После осмотра стало ясно: фургон свое отъездил. Оси в безнадежном состоянии, одно колесо разбито вдребезги. Завязав вожжи на спине кобылы, Крыс одной лапой взял ее под уздцы, а другой обнял клетку с птицей.

— Пойдемте, — мрачно сказал он. — До ближайшего города миль пять-шесть, но деваться некуда, идти надо. Чем раньше, тем лучше.

— А Жабб как же? — забеспокоился Крот, когда они тронулись. — Оставить его посреди дороги, да еще в таком состоянии? Это небезопасно: вдруг еще один… еще одна… в смысле, опять «Би-би»!

— Это его личное дело, — ответил раздраженный Крыс. — Я его знать не хочу.

Они не сделали и десятка шагов, как сзади послышался топот, и Жабб взял их обоих под лапки.

— А теперь я обращаюсь к вам, Жабб, — властно произнес Крыс. — Как только мы доберемся до города, вы отправитесь в полицию и выясните, что там известно об автомобиле и его владельце. Далее: написав жалобу, вы пойдете в кузницу или в каретную мастерскую и договоритесь о доставке фургона и его ремонте. Дело небезнадежное, но повозиться им, конечно, придется. Тем временем г-н Крот и я найдем, где нам остановиться, пока фургон не починят, а вас, Жабб, не подлечат.

— «Полиция, жалоба», — сонно передразнил Жабб. — Чтоб я жаловался на прекрасное видение, которым меня удостоило само небо! Чинить телегу! С телегами покончено навсегда, — я их видеть не могу. Ни слова о них! О, Крысси, вы представить не в состоянии, как премного я вам обязан! Если бы вы не согласились на путешествие, я бы остался в Жаббз-Холле и, может быть, никогда не увидел бы этого лебедя, этот луч света, этот перун! Никогда б не услышал чарующих звуков, не вдохнул сатанинского аромата!

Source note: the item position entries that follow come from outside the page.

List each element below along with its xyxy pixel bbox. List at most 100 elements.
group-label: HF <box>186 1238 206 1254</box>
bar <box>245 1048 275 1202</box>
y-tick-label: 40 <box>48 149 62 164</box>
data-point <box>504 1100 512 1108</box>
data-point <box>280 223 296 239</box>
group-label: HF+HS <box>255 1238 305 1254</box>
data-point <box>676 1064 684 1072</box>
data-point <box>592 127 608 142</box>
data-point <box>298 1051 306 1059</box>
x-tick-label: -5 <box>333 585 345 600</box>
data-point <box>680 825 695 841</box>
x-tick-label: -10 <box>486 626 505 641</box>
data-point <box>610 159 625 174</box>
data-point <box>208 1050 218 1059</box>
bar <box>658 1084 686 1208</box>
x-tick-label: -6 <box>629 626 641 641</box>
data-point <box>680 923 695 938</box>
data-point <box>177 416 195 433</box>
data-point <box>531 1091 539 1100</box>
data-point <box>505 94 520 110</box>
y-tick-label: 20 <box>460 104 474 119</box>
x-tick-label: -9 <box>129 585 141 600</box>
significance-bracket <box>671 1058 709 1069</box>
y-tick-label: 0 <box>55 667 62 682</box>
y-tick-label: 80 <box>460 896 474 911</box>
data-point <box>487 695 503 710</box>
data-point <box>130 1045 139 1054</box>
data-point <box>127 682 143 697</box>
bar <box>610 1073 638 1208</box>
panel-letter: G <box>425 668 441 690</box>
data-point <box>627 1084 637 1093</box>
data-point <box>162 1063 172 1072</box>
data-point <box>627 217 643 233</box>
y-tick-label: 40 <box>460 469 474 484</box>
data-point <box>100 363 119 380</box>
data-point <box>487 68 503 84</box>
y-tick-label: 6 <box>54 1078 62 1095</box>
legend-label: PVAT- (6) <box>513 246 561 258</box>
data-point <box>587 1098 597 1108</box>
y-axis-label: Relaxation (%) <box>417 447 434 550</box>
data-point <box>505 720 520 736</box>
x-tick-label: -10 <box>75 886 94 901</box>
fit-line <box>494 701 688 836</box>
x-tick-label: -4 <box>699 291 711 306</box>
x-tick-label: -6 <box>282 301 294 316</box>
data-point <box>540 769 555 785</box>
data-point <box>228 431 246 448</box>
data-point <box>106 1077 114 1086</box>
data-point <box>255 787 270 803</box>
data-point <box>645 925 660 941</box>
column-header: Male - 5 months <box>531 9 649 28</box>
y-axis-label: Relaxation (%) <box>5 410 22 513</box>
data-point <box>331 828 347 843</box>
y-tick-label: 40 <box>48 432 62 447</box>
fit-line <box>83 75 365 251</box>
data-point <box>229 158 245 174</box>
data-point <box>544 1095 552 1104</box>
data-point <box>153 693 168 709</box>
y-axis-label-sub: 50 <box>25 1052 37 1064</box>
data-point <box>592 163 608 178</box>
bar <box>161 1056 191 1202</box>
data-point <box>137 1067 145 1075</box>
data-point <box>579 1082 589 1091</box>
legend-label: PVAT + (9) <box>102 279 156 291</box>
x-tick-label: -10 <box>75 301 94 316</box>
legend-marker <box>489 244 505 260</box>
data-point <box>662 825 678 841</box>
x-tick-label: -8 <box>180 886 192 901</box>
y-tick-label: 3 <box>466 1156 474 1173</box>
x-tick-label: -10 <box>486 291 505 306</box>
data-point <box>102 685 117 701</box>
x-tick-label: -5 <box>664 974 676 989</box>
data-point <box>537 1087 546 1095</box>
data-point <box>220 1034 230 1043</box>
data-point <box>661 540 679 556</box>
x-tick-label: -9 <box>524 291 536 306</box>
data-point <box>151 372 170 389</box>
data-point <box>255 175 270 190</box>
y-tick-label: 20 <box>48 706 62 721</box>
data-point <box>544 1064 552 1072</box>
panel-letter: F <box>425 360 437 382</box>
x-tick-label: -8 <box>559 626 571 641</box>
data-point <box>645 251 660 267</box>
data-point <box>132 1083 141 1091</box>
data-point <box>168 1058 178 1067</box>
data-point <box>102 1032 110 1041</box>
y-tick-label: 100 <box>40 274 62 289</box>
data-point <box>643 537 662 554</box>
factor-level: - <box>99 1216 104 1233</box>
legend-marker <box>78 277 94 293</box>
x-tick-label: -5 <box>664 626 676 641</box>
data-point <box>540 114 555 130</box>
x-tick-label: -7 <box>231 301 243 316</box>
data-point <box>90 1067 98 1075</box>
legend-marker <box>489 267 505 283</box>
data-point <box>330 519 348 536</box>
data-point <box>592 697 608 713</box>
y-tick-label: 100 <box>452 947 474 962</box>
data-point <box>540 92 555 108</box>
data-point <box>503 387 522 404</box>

Крыс в отчаянье закатил глаза.

— Теперь видите? — обратился он к Кроту. — Он безнадежен. Я умываю руки: никаких полиций, — сразу на вокзал! Может, нам повезет с поездом, и уже вечером мы будем на берегу реки. И уж больше никто не заставит меня проводить досуг с этим животным!

Он фыркнул в сердцах и до конца их утомительного перехода разговаривал исключительно с Кротом.